Avoiding these mistakes helps ClickHouse maintain consistent performance as datasets grow.


Real-World Example

Consider a centralized logging platform ingesting millions of events every minute from thousands of servers.

Initially, the platform inserts small batches continuously throughout the day. As the workload increases, ClickHouse accumulates thousands of active parts per partition. Background merges struggle to keep pace with incoming data, resulting in slower queries and higher storage overhead.

To address this, the engineering team implements several optimizations:

  • Batch inserts into larger groups before writing to ClickHouse.
  • Partition log data by month using the event timestamp.
  • Monitor system.merges and system.parts to detect merge backlogs.
  • Tune background merge thread settings based on available CPU and disk resources.
  • Reserve OPTIMIZE TABLE FINAL for maintenance windows after large historical imports.

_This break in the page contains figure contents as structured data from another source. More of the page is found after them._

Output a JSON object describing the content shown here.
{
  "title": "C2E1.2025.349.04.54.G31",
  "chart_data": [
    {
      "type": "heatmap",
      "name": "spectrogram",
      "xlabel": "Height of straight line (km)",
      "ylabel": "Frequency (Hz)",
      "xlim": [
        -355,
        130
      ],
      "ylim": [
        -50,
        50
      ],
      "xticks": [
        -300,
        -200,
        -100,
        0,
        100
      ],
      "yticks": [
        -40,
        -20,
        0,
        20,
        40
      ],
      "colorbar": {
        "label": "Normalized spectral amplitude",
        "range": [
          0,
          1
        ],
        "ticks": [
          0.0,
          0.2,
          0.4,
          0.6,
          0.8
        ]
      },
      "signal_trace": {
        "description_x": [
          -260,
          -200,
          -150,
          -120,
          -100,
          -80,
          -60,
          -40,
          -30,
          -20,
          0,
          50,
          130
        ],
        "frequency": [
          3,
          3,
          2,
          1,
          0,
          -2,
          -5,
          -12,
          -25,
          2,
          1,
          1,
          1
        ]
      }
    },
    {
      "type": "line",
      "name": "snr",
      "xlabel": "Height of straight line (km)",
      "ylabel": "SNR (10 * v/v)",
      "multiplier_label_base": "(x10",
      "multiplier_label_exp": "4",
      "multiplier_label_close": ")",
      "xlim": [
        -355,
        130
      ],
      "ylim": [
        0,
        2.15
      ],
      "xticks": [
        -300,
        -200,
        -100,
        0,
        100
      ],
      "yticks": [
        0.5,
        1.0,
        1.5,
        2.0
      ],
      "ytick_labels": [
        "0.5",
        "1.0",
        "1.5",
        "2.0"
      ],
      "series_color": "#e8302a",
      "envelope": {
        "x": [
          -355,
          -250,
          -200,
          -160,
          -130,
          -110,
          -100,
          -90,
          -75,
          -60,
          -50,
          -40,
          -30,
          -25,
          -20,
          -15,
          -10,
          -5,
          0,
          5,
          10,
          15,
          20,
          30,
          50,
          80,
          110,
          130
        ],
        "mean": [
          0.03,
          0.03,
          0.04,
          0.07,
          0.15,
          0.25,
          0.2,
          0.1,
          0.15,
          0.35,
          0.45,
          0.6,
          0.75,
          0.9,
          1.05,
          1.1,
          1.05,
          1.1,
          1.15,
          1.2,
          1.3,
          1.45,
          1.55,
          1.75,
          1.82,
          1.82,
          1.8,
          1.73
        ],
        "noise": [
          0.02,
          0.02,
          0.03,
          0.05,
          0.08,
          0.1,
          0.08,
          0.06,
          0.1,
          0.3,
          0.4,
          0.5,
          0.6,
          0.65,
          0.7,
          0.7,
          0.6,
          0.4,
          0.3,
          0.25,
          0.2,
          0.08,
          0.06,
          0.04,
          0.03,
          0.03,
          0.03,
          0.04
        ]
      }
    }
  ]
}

These changes dramatically reduce the number of active parts, improve compression efficiency, increase ingestion throughput, and restore consistently low query latency—even as daily data volumes continue to grow.


Conclusion

Background compaction is one of the most important mechanisms that enables ClickHouse® to deliver exceptional analytical performance at scale. By continuously merging smaller data parts into larger, optimized ones, ClickHouse reduces storage overhead, improves compression, and minimizes the amount of data each query must scan.

While the default merge scheduler is suitable for most deployments, high-ingestion environments often benefit from additional tuning. Batching inserts, designing effective partitions, monitoring merge activity, and adjusting merge-related settings where necessary can significantly improve overall system efficiency.

Rather than relying on manual optimization, successful ClickHouse deployments focus on creating ingestion patterns and storage layouts that allow background merges to operate efficiently. As your datasets grow from millions to billions of rows, understanding and optimizing compaction becomes a critical part of maintaining predictable performance, scalable ingestion, and fast analytical queries.